A l’avenir, les interactions entre agents devraient logiquement continuer de se développer. Quant à la collecte de données, au-delà des textes, elle devrait se faire toujours plus à partir de vidéos, d’images ou d’éléments audio. Mais une touche humaine restera toujours nécessaire, du moins pour l’instant. «Les modèles de langage à large échelle sont doués pour synthétiser une grande masse de données, pas pour créer, indique Patrick Stokes. C’est le contraire pour les individus.»
Salesforce estime les retombées économiques de la dernière édition de Dreamforce pour San Francisco à 93 millions de dollars.
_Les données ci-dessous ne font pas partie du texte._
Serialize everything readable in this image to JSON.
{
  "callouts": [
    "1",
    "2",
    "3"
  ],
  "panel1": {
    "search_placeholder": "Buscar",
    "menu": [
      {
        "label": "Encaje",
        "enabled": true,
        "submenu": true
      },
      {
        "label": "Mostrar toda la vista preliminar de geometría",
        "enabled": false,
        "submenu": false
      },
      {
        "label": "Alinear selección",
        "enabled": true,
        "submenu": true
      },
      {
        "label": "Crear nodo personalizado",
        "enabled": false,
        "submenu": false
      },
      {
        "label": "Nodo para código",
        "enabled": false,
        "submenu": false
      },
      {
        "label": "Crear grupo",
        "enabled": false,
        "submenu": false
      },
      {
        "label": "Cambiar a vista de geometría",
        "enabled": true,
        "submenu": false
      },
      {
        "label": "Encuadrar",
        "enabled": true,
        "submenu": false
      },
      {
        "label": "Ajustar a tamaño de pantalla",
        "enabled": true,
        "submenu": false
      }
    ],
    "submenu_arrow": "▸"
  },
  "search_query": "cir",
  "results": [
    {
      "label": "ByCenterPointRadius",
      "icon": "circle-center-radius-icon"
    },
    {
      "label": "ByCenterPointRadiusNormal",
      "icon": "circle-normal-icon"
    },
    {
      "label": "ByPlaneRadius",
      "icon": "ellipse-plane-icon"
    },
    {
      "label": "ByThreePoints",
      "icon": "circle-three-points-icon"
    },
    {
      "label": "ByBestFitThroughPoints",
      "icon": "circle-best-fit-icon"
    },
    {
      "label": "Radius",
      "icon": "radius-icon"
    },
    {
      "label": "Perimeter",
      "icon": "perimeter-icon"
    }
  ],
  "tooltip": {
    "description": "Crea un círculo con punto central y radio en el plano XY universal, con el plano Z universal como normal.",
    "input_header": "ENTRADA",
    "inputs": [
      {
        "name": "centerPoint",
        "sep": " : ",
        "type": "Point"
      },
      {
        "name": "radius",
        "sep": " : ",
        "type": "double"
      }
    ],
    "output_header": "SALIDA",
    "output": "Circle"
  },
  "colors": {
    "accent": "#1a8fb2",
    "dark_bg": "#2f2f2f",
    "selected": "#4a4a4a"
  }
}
Une manne bienvenue pour la ville californienne, confrontée à plusieurs difficultés (drogue, sans-abris), ainsi qu’à l’exil récent de géants de la tech (X, Hewlett Packard Enterprise, Palantir), partis vers des cieux fiscalement plus cléments.
Néanmoins, la métropole continue d’attirer les start-up suisses. Afin de les soutenir dans leur entrée sur le marché américain, Swissnex gère un programme d’accélération en partenariat avec Innosuisse. Depuis 2010, plus de 190 jeunes pousses helvétiques, dont trois licornes (MindMaze, Nexthink, Scandit), ont été soutenues. Parmi elles, 70% sont toujours actives aujourd’hui. Elles ont levé une somme collective de 2,2 milliards de dollars.